Bagaimana respon Anda terhadap istilah “propaganda LGBT”?

Kalau kita disebut kampanye, betul ini kampanye layanan. Bagaimana supaya layanan HIV/AIDS diakses komunitas kami.  Kami memang mencari LGBT yang tersembunyi. Kalau mereka tersembunyi dan tak berani mengakses layanan di luar, kami beritahukan ada layanan yang sudah ramah. Bisa akses ke sana dan nggak perlu takut rahasia terbongkar, baik terkait status HIV atau gay-nya. Bukan propaganda ke straight, jadi gay yuk biar kita angkanya makin gede. Bukan itu. 

Apakah masuk akal tuduhan bahwa LGBT menularkannya orientasi seksnya?

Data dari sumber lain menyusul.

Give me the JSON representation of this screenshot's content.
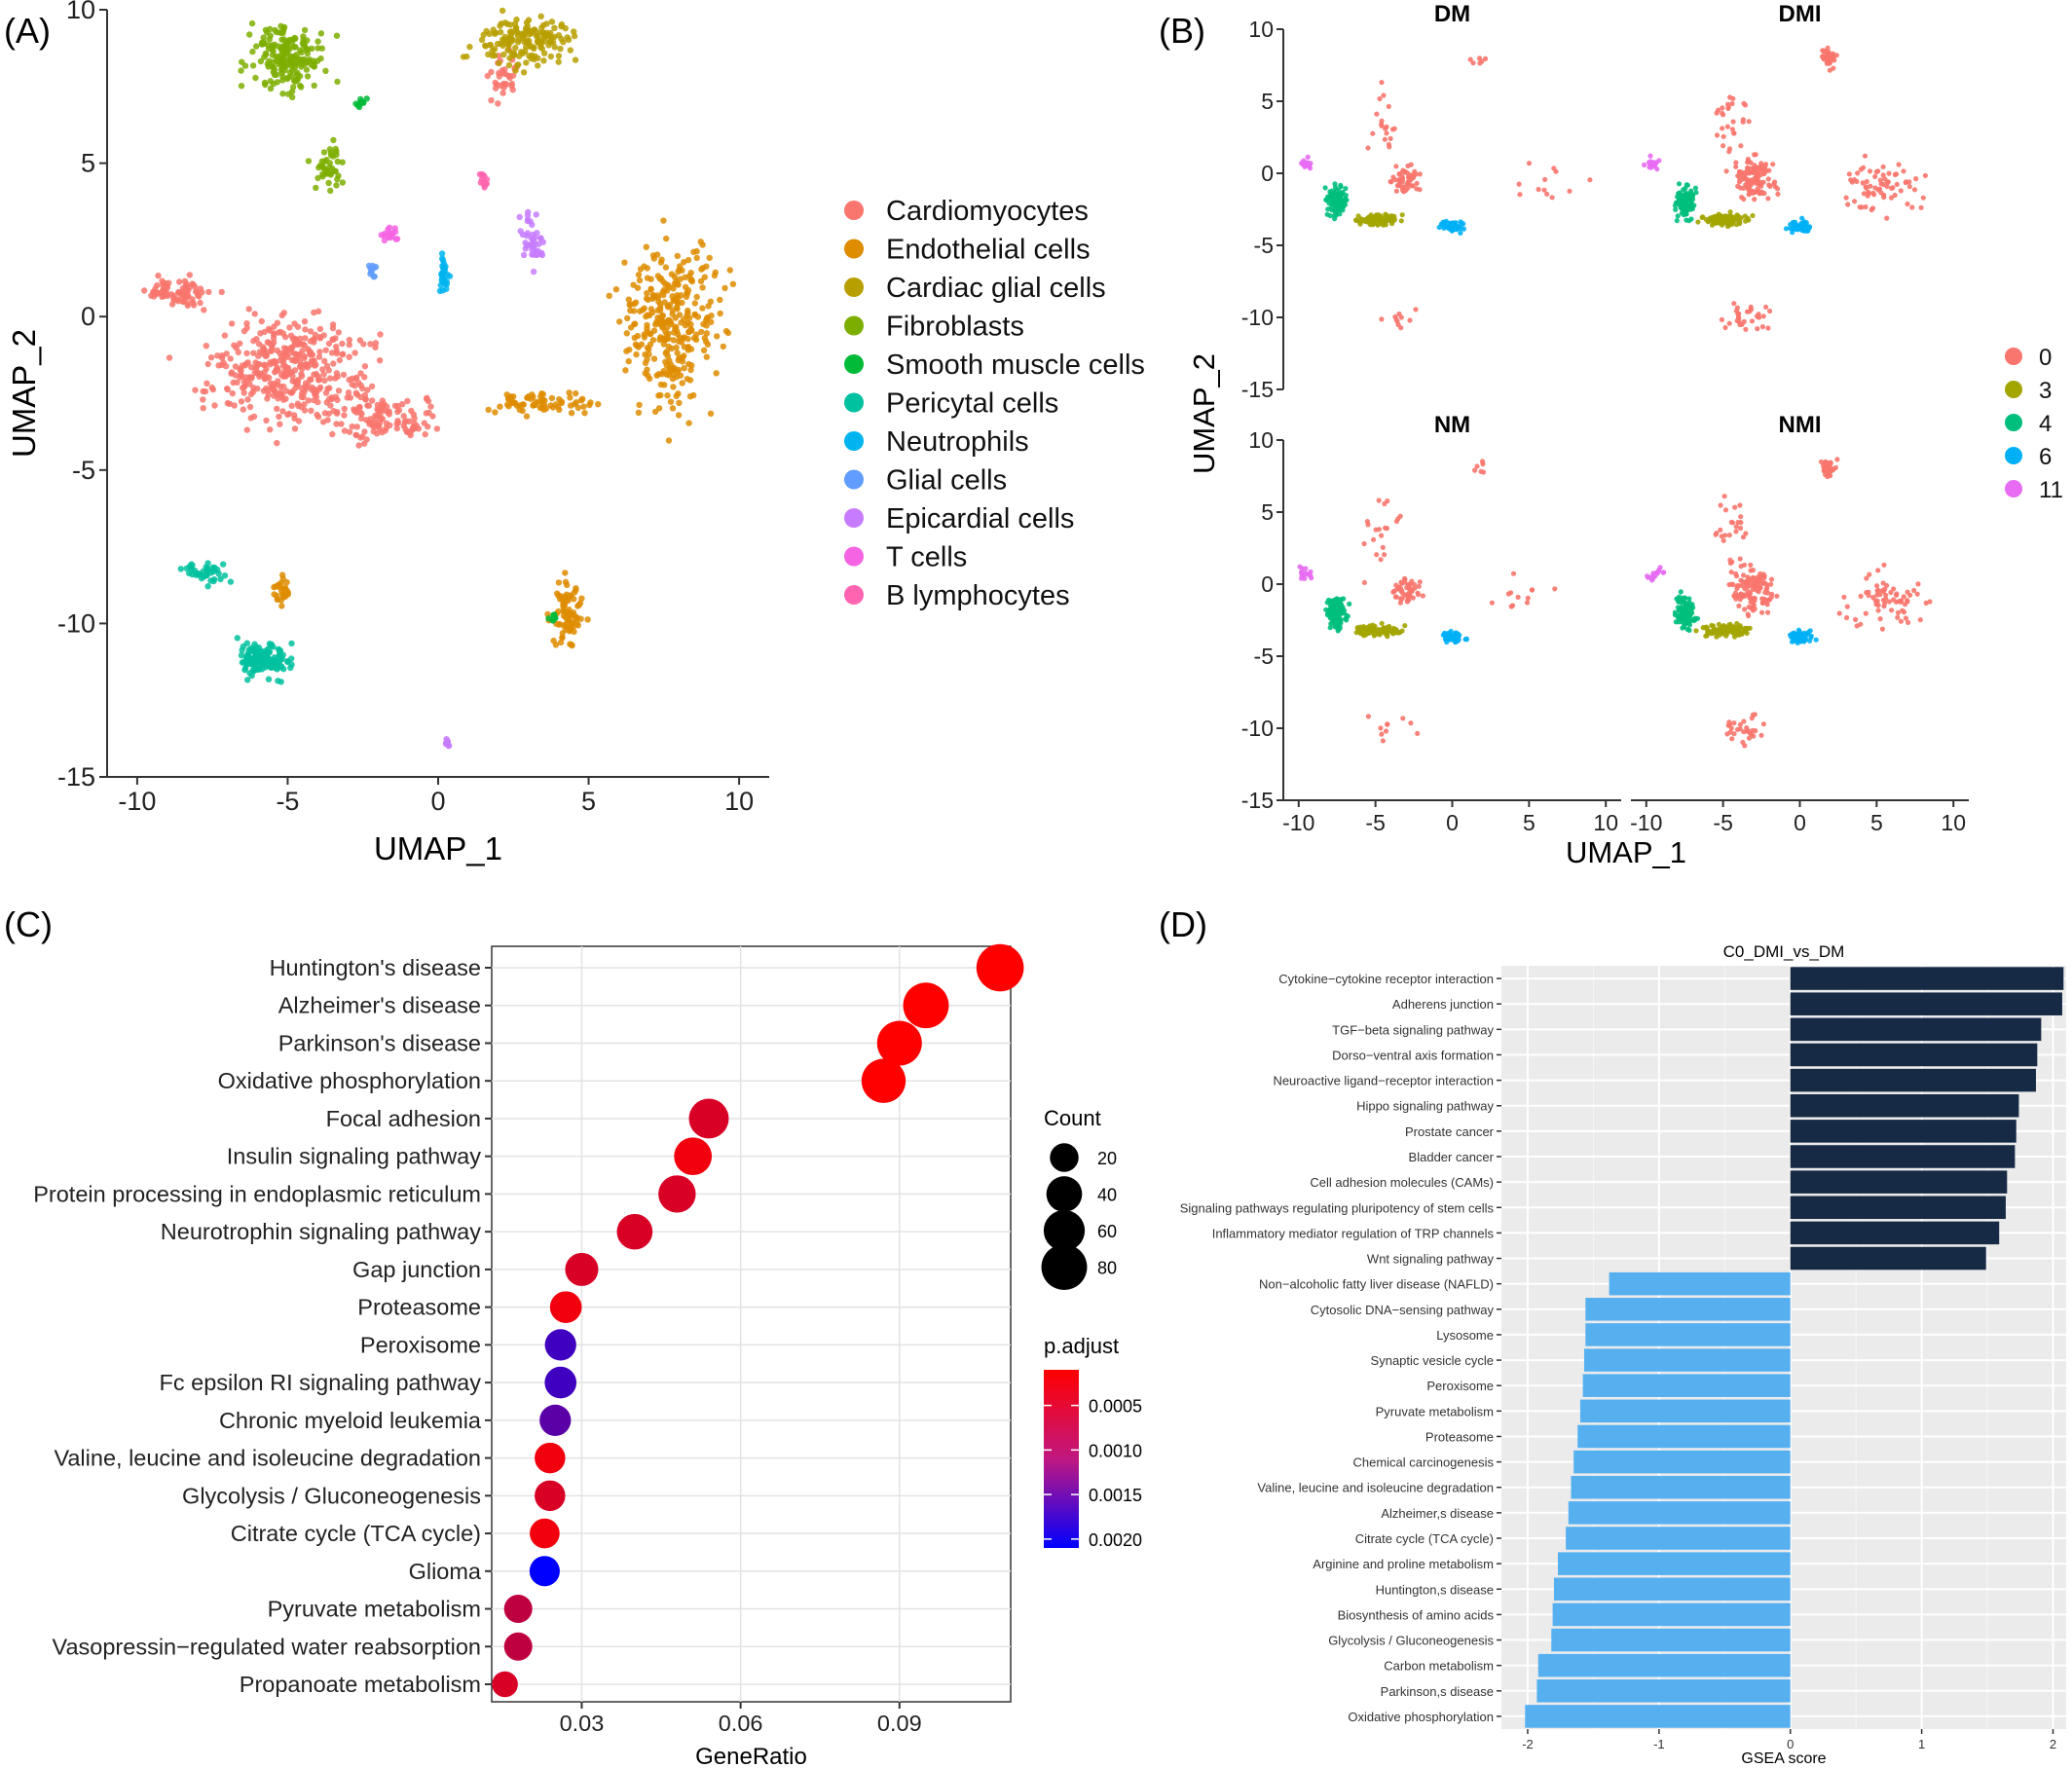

Ini bisa dijelaskan konsep penerimaan diri. Pada saat ada seseorang merasa dirinya berbeda, itu ada tahapannya. Ada tahapan satu di mana dia merasa berbeda dari orang lain. Tahap berikutnya dia akan mencari orang yang sama dengan dia, mulai mencari komunitasnya. Saat ini dia akan lebih intens datang ke komunitas. Momen itu yang dicap sama orang sebagai ‘ketularan’. Karena sering-sering ketemu orang itu akhirnya dia gay. Padahal sebelumnya itu ada dalam tingkatan penerimaan diri. Proses tiga tahap ini yang tidak dilihat orang.

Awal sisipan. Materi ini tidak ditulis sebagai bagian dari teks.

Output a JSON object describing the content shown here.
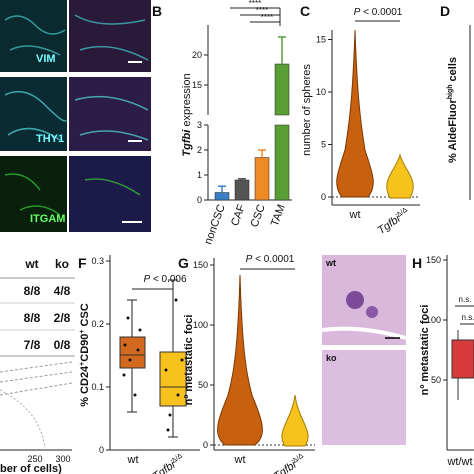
{
  "panels": {
    "A": {
      "markers": [
        "VIM",
        "THY1",
        "ITGAM"
      ]
    },
    "B": {
      "label": "B",
      "ylabel_gene": "Tgfbi",
      "ylabel_rest": " expression",
      "categories": [
        "nonCSC",
        "CAF",
        "CSC",
        "TAM"
      ],
      "values": [
        0.3,
        0.8,
        1.7,
        18.5
      ],
      "errors": [
        0.25,
        0.05,
        0.3,
        4.5
      ],
      "colors": [
        "#3b7fc4",
        "#555555",
        "#f08a24",
        "#5a9e35"
      ],
      "yticks_low": [
        0,
        1,
        2,
        3
      ],
      "yticks_high": [
        15,
        20
      ],
      "significance": [
        "****",
        "****",
        "****"
      ]
    },
    "C": {
      "label": "C",
      "p": "P",
      "p_value": " < 0.0001",
      "ylabel": "number of spheres",
      "yticks": [
        0,
        5,
        10,
        15
      ],
      "x_wt": "wt",
      "x_gene": "Tgfbi",
      "x_sup": "Δ/Δ"
    },
    "D": {
      "label": "D",
      "ylabel": "% AldeFluor",
      "ylabel_sup": "high",
      "ylabel_rest": " cells"
    },
    "E": {
      "header": [
        "wt",
        "ko"
      ],
      "rows": [
        [
          "8/8",
          "4/8"
        ],
        [
          "8/8",
          "2/8"
        ],
        [
          "7/8",
          "0/8"
        ]
      ],
      "xticks": [
        250,
        300
      ],
      "xlabel": "ber of cells)"
    },
    "F": {
      "label": "F",
      "p": "P",
      "p_value": " < 0.006",
      "ylabel": [
        "% CD24",
        "+",
        "CD90",
        "+",
        " CSC"
      ],
      "yticks": [
        0,
        0.1,
        0.2,
        0.3
      ],
      "x_wt": "wt",
      "x_gene": "Tgfbi",
      "x_sup": "Δ/Δ"
    },
    "G": {
      "label": "G",
      "p": "P",
      "p_value": " < 0.0001",
      "ylabel": "nº metastatic foci",
      "yticks": [
        0,
        50,
        100,
        150
      ],
      "x_wt": "wt",
      "x_gene": "Tgfbi",
      "x_sup": "Δ/Δ",
      "img_labels": [
        "wt",
        "ko"
      ]
    },
    "H": {
      "label": "H",
      "ylabel": "nº metastatic foci",
      "yticks": [
        50,
        100,
        150
      ],
      "ns": [
        "n.s.",
        "n.s."
      ],
      "x": "wt/wt"
    }
  }
}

Ada yang menuduh bahwa LGBT ingin menambah jumlahnya. Bagaimana?

Kalau memang ada LGBT yang merasa tidak yakin, galau, ya kita kuatkan. Bahwa menjadi homoseksual, transgender, gay, atau lesbian itu tidak salah selama kamu bisa berbuat positif. Dan program kami tidak ada urusan dengan heteroseksual.